Open Archive / İstanbul, 2011
The Foto Galatasaray project is based on the re-visualization of the complete professional archive of Maryam Şahinyan (Sivas, 1911 – İstanbul, 1996), who worked as a photographer at her modest studio in Galatasaray, Beyoğlu uninterruptedly from 1935 until 1985. The archive is a unique inventory of the demographic transformations occurring on the socio-cultural map of İstanbul after the declaration of the Republic and the historical period it witnessed; it is also a chronological record of a female İstanbulite studio photographer’s professional career. Armed with the wooden bellows camera her father originally took over from a family that immigrated from the Balkans in the aftermath of the First World War and the black-and-white sheet film she continued to use until 1985, Şahinyan, in a sense, arrested time – both against the technological advancements photography was experiencing and contemporary trends. In the end, she created an unparalleled visual coherence without compromising her technical and aesthetic principles.
Consisting entirely of black-and-white and glass negatives, the physical archive of Foto Galatasaray is a rare surviving example of the classical photography studios of İstanbul’s recent past. Changing hands after Şahinyan left the studio in 1985, the archive was transferred to a storehouse belonging to Yetvart Tomasyan, owner of Aras Publishing. Twenty-five years later, approximately 200,000 negatives in the archive were, over the course of two years, sorted, cleaned, digitized, digitally restored, categorized and protected by a team under the direction of artist/researcher Tayfun Serttaş.
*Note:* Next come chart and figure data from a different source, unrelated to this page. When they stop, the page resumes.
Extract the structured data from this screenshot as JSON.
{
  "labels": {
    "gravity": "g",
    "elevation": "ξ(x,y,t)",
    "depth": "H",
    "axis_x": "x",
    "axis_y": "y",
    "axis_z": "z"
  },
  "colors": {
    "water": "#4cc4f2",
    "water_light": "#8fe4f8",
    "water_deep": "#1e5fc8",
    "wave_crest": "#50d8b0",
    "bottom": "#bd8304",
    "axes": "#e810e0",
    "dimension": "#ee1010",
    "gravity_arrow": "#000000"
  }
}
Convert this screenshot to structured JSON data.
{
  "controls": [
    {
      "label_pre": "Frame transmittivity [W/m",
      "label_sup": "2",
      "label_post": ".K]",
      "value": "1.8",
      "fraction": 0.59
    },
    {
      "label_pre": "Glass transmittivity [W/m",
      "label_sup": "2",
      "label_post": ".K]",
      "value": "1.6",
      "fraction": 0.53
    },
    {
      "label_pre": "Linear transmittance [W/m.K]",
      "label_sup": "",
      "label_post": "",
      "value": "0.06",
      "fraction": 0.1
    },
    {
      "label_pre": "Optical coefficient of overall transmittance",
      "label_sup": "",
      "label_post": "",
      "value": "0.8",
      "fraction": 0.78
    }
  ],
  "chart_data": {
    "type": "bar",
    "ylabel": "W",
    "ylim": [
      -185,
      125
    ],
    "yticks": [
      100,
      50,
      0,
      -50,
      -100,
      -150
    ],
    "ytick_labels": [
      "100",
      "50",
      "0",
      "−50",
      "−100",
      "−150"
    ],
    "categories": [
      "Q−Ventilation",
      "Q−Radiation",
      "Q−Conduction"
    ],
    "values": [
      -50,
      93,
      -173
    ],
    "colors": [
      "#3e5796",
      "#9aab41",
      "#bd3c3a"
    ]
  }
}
Foto Galatasaray was never as visible as some of the elite photography studios, famous since the 19th century, like Phebus, Andriomenos or Sabah. Nonetheless, it played an important role in representing the middle and lower classes that ensured the continuity of the studio. Şahinyan was a devout Armenian woman, and her identity created a closely-knit circle that determined the sociological basis of Foto Galatasaray’s clientele, setting it apart from İstanbul’s other studios. Except for four understated passport photos, no photographs exist of Şahinyan herself, who throughout her life remained behind the camera, scrupulously taking hundreds of thousands of photographs, retouching them, and painstakingly numbering and dating each film she developed. Spanning half a century, her work impartially traces the ethnic, social, cultural, religious and economic transformations taking place at the center of the city.
From ordinary passport photos to photographs that turn important ceremonies, for which the subjects prepared with great care, into memorabilia, Foto Galatasaray’s mise-en-scènes offer proof that the need for cultural representation within the rush of daily life has in recent decades been of great importance. The archive covers various political periods, from the 1942 imposition of Turkey’s Capital tax to the war against Cyprus in 1974. It also reflects a wide range of interests including the decrease in İstanbul’s Greek, Jewish and Armenian populations as immigration from Anatolia increased; changes in dress, accessories and hair styles; the transformation of class and demographic structures in urban life; differences between generations created by adaptation to the city; prototypes of gender; and, naturally, the aesthetic preferences of Şahinyan as a female photographer.
Presenting Tayfun Serttaş’s passionate research, which with a scientific approach brings together curiosity, coincidence, Yetvart Tomasyan’s memories of Foto Galatasaray and the stories of research assistants, the exhibition also features an installation by Serttaş that will turn thousands of images into a narrative and way of seeing.
In the context of the project, Aras Publishing will publish a comprehensive book edited by Serttaş. The archive itself will be open to online public participation in 2012, when the tens of thousands of people photographed at Foto Galatasaray may be identified.
Foto Galatasaray is supported by the Bohen Foundation.
The exhibition space was designed collaboratively by SALT and Mehmet Can Anbarlılar.
About Open Archive
As an Open Archive project, Foto Galatasaray makes new readings of recent history possible through the examination of Maryam Şahinyan’s photographs. It aims to develop a critical approach to preconceived ideas around social memory deeply marred by historical discontinuities.
The selected projects of SALT Research are exhibited and presented for interpretation in Açık Arşiv [Open Archive], located at SALT Galata and dedicated specifically to this subject. Starting with Foto Galatasaray, theOpen Archive project explores possible relationships between archives, democracy and transparency. SALT supports the notion that archives can be revolutionized on distributed networks and with the participation of a multitude of users. The archive is never "complete" and is of value only when offered for public use.